Het Gerechtshof bevestigt de uitspraak van de Rechtbank:
Deze uitspraak is vastgesteld door M.J.M. van der Weijden, in tegenwoordigheid van de griffier Y. Postema. De beslissing is op 16 januari 2025 in het openbaar uitgesproken.
Een afschrift van deze uitspraak is in Mijn Rechtspraak geplaatst. Indien u niet digitaal procedeert, is een afschrift aangetekend per post verzonden op:
Tegen deze uitspraak kunnen beide partijen binnen zes weken na de verzenddatum beroep in cassatie instellen bijde Hoge Raad der Nederlanden via het webportaal van de Hoge Raad www.hogeraad.nl.
Bepaalde personen die niet worden vertegenwoordigd door een gemachtigde die beroepsmatig rechtsbijstand verleent, mogen per post beroep in cassatie instellen.
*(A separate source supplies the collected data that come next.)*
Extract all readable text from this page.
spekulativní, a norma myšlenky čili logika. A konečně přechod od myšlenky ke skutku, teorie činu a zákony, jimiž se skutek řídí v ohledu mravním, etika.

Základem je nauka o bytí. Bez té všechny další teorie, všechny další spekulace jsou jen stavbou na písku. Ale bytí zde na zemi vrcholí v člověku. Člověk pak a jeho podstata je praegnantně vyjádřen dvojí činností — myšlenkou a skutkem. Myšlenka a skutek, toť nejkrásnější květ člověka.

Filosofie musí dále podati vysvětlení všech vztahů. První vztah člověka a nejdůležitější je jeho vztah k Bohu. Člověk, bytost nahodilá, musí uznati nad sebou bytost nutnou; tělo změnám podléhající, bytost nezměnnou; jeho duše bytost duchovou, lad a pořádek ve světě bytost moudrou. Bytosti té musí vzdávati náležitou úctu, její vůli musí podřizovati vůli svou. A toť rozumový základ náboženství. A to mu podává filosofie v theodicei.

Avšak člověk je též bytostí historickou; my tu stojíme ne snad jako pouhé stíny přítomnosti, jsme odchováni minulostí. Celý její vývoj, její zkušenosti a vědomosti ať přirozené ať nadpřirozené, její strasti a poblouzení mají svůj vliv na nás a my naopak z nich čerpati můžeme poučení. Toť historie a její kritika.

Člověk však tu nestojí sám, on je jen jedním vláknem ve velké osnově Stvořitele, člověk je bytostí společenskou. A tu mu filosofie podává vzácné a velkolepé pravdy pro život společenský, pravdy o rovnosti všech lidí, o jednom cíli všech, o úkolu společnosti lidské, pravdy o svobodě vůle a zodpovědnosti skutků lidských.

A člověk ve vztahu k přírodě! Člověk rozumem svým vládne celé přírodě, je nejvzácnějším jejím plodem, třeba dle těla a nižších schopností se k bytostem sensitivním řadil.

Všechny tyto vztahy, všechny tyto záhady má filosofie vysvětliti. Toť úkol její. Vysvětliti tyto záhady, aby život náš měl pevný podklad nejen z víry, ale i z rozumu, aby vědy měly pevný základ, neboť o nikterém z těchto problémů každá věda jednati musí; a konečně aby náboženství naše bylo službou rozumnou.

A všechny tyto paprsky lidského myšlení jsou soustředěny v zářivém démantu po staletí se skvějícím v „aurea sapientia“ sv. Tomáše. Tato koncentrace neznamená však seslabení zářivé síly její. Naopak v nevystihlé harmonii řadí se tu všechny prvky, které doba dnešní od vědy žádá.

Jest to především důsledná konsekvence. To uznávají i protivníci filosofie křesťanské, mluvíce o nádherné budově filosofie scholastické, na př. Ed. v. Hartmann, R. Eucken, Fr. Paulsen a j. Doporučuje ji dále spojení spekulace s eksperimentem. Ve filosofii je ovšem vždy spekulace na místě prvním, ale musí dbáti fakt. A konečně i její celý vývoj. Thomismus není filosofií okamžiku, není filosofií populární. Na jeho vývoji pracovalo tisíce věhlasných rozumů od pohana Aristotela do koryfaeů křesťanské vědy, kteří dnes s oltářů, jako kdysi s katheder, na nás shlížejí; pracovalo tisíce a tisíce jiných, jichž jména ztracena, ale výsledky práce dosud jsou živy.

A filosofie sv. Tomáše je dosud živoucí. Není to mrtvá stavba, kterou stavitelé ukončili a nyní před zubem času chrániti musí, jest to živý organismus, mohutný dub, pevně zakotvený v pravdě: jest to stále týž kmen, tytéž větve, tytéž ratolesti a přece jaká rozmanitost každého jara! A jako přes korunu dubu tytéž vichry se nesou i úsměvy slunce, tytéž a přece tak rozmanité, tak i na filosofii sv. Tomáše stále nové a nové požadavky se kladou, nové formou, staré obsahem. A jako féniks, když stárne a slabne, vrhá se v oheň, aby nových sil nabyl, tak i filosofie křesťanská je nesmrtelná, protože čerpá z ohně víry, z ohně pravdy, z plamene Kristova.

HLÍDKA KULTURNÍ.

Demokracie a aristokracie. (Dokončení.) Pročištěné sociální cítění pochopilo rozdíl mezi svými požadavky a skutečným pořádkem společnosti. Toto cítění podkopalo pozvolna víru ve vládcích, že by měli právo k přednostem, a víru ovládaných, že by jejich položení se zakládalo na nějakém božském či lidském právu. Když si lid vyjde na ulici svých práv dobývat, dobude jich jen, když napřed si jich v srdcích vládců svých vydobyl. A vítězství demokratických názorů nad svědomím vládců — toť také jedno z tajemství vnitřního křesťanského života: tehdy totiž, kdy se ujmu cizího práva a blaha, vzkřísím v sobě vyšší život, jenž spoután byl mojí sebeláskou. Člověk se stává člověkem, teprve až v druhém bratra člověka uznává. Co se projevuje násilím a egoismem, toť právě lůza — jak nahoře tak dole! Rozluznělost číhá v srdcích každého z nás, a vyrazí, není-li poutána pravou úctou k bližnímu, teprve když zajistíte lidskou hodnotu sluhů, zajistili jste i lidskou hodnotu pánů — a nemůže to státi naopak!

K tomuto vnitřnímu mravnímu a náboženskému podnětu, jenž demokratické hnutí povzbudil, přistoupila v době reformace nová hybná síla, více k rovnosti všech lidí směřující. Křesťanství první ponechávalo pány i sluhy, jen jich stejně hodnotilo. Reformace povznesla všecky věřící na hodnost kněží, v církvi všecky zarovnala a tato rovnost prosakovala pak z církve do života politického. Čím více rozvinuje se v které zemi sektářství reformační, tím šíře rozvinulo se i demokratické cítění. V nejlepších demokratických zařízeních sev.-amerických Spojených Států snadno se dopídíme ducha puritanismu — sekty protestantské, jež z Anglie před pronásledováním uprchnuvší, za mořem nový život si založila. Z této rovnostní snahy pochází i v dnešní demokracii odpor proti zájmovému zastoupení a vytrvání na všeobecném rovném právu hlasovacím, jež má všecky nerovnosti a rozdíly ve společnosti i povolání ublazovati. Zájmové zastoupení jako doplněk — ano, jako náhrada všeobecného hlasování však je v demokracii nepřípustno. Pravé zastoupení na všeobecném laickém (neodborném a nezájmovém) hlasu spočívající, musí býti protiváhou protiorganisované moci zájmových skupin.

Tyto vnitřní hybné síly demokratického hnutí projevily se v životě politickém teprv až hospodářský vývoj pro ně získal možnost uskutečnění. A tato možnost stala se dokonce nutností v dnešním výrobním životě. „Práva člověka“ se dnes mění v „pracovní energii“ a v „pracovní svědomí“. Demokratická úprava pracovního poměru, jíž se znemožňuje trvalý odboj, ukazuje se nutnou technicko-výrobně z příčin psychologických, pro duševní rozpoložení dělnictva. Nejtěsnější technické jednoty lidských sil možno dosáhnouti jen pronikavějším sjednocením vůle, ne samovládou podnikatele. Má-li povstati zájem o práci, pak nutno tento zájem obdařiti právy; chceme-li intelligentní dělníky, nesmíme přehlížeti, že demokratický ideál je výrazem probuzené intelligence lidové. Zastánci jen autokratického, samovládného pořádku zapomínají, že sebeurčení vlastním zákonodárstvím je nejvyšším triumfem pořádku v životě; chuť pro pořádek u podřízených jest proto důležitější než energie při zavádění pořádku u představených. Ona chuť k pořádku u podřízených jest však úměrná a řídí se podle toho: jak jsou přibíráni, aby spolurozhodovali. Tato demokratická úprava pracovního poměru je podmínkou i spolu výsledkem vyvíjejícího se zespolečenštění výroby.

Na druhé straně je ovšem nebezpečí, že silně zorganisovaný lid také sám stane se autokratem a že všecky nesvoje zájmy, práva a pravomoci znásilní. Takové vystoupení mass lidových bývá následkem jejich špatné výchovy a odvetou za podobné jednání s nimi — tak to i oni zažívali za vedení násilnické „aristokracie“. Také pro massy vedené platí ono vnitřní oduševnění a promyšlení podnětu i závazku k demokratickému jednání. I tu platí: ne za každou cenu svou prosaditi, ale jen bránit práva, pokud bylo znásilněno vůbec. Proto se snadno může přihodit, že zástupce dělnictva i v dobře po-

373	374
Dit zijn natuurlijke personen en verenigingen waarvan de statuten niet zijn opgenomen in een notariële akte. Als zij geen gebruik willen maken van digitaal procederen kunnen deze personen het beroepschrift in cassatie sturen aande Hoge Raad der Nederlanden (belastingkamer), Postbus 20303, 2500 EH Den Haag.
Alle andere personen en gemachtigden die beroepsmatig rechtsbijstand verlenen, zijn in beginsel verplicht digitaal te procederen (zie www.hogeraad.nl).
Bij het instellen van beroep in cassatie moet het volgende in acht worden genomen:

1 - bij het beroepschrift wordt een afschrift van deze uitspraak gevoegd;

2 - (alleen bij procederen op papier) het beroepschrift moet ondertekend zijn;

3 - het beroepschrift moet ten minste het volgende vermelden:

a. - de naam en het adres van de indiener;
b. - de dagtekening;
c. - de vermelding van de uitspraak waartegen het beroep in cassatie is gericht;
d. - de gronden van het beroep in cassatie.
Voor het instellen van beroep in cassatie is griffierecht verschuldigd. Na het instellen van beroep in cassatie ontvangt de indiener een nota griffierecht van de griffier van de Hoge Raad. In het cassatieberoepschrift kan de Hoge Raad verzocht worden om de wederpartij te veroordelen in de proceskosten.